Music, how do you do it?
Today, as I drove down the street on my way to work, I put my iPod on shuffle. “Endless Summer” by Zwan came on, and immediately I was brought back to the Summer after my junior year of college. Instead of driving down a highway, I’m in the Pump House Surf Shop on Cape Cod, MA talking with the owner Matt about what kind of board to buy for the summer. Zwan comes on, and I immediately recognize Billy Corgan’s distinct voice come over the house speakers. The side project was short lived, and had very little success, but this particular song resonated with me. Now, every time I hear that beginning riff, I can see the surfshop, I can feel the fiberglass on a new longboard, and I can smell the freshly waxed boards, ready to go out on the ocean.
Later on in my work day, the shuffle brings me to Third Eye Blind’s “Darkness.” Once again, I’m transported from behind my desk in Atlanta, to behind the wheel of my black ’92 GMC Jimmy (this car was so old and beat up that when it finally needed repairs, we sold it for parts instead). It’s the summer after my junior year of high school, and I’m driving down Route 6 towards Sandwich Downs. I have a trunk full of tennis balls and racqets, and I’m going to teach the kids of some family friends how to play. I can see the inside of my car, and I can TASTE (yeah, how crazy is that) the Snapple Fire drink that I have in my hand. I don’t even think they make this stuff anymore; I check every grocery store and every convenience store hoping that somebody would have one left.

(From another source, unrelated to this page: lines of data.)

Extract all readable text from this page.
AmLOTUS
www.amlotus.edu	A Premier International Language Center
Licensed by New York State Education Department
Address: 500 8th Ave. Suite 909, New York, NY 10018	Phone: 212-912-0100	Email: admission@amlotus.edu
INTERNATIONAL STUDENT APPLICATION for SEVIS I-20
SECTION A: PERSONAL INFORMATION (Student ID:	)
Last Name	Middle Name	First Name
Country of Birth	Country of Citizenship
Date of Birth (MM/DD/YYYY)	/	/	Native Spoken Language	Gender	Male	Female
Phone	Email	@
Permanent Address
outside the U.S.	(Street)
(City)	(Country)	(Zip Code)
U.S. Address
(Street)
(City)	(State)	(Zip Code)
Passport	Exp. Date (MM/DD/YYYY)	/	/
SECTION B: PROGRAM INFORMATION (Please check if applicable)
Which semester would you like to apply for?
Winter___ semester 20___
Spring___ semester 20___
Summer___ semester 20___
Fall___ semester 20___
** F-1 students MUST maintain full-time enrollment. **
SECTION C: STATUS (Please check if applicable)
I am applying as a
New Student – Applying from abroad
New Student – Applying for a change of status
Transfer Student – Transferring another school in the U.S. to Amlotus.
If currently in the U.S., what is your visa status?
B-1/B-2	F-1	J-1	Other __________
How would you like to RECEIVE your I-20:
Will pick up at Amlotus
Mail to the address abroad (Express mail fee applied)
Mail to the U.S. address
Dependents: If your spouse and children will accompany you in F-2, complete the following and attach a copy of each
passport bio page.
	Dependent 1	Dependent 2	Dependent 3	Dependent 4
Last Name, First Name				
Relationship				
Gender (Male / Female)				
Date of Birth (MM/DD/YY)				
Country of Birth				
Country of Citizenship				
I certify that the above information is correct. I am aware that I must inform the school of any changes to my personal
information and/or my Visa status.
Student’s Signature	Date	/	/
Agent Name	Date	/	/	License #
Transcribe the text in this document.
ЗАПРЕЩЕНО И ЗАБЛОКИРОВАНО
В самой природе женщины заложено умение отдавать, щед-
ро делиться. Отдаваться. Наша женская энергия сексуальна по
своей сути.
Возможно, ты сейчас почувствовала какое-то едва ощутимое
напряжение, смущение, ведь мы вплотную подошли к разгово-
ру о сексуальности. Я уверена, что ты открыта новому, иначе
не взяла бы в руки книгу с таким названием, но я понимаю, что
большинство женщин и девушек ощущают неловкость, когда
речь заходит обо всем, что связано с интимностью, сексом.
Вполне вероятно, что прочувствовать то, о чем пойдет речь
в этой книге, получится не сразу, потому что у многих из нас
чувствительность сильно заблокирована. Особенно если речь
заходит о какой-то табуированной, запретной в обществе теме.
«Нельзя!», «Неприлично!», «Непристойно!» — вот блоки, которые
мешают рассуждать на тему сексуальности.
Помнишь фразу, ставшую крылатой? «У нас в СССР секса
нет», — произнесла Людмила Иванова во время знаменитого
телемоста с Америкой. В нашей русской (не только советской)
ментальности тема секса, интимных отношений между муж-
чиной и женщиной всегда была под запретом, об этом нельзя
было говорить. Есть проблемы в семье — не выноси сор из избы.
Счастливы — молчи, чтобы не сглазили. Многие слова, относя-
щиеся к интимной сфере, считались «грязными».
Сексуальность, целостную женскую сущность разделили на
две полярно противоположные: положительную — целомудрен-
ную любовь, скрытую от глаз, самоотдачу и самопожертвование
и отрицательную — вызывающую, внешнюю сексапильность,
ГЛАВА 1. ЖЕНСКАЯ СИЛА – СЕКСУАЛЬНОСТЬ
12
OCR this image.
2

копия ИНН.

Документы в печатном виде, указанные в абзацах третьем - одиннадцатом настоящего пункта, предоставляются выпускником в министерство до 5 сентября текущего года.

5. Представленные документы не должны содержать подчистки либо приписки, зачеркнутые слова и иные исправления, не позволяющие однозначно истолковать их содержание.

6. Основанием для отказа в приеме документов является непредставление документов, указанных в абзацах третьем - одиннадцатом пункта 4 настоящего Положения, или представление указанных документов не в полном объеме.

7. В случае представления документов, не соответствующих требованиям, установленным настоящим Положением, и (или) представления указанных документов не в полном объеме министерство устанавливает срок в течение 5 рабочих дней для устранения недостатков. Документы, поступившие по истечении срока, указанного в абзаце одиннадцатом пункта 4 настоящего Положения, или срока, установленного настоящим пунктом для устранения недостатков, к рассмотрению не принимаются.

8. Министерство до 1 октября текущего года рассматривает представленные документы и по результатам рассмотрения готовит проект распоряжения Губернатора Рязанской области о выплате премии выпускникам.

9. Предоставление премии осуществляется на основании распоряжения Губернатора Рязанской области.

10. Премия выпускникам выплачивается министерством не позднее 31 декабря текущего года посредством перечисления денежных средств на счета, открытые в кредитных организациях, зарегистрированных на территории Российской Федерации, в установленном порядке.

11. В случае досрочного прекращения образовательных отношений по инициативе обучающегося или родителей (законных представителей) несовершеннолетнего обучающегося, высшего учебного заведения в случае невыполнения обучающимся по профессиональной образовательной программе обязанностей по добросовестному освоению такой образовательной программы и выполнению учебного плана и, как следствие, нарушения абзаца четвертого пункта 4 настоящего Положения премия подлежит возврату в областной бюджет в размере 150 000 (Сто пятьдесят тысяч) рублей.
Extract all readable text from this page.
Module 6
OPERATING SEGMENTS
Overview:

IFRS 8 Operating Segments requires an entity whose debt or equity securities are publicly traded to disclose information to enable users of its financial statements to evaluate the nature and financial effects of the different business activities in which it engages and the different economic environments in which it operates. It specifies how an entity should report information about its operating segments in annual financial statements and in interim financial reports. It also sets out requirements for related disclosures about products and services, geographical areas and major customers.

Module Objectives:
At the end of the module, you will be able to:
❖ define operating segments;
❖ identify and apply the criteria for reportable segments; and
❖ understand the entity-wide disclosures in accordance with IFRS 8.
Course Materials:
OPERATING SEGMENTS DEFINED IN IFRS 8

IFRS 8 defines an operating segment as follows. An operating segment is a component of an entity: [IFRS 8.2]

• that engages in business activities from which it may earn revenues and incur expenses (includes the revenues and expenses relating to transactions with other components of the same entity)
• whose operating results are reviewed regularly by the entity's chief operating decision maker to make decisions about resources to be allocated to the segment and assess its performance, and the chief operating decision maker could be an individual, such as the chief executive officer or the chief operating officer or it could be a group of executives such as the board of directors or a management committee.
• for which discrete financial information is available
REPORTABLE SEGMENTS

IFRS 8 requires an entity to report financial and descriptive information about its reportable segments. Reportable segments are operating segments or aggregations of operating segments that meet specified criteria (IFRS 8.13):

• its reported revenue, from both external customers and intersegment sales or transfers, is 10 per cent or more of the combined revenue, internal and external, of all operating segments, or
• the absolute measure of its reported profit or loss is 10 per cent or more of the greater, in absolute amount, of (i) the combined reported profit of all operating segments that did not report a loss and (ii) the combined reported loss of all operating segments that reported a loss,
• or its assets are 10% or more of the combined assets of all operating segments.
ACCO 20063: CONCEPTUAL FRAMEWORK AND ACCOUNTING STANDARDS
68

I don’t care if its from 2003, I’ll still drink it. Dragonfruit can’t go bad, it’s made out of dragons, right? That’s not healthy.
These are two examples of hundreds. Guster’s “Homecoming King” puts me at the high school soccer field during the fall of my senior year; the temperature dropping as the sun goes down and the smell of Fall gives way to Winter. Collective Soul’s “Dandy Life” puts me on the bus driving home at night from an away JV basketball game, snow falling outside and everybody asleep. Kenny Chesney’s “Anything But Mine” (shut up) sends me out to San Diego on a Monday afternoon, where I’d walk Crystal Pier in Pacific Beach and then along the shore, people-watching, wave-scouting, and wondering how I was going to survive on the West Coast.
Although everybody else might not have memories as vivid as this (my mind chooses to remember the most minuscule of details for certain things), you can surely associate a song or two with a single moment in your life. Good or bad, these associations happen subconsciously, triggering a memory months down the road, and then stay with you forever.
Let’s hear your stories, they better be good!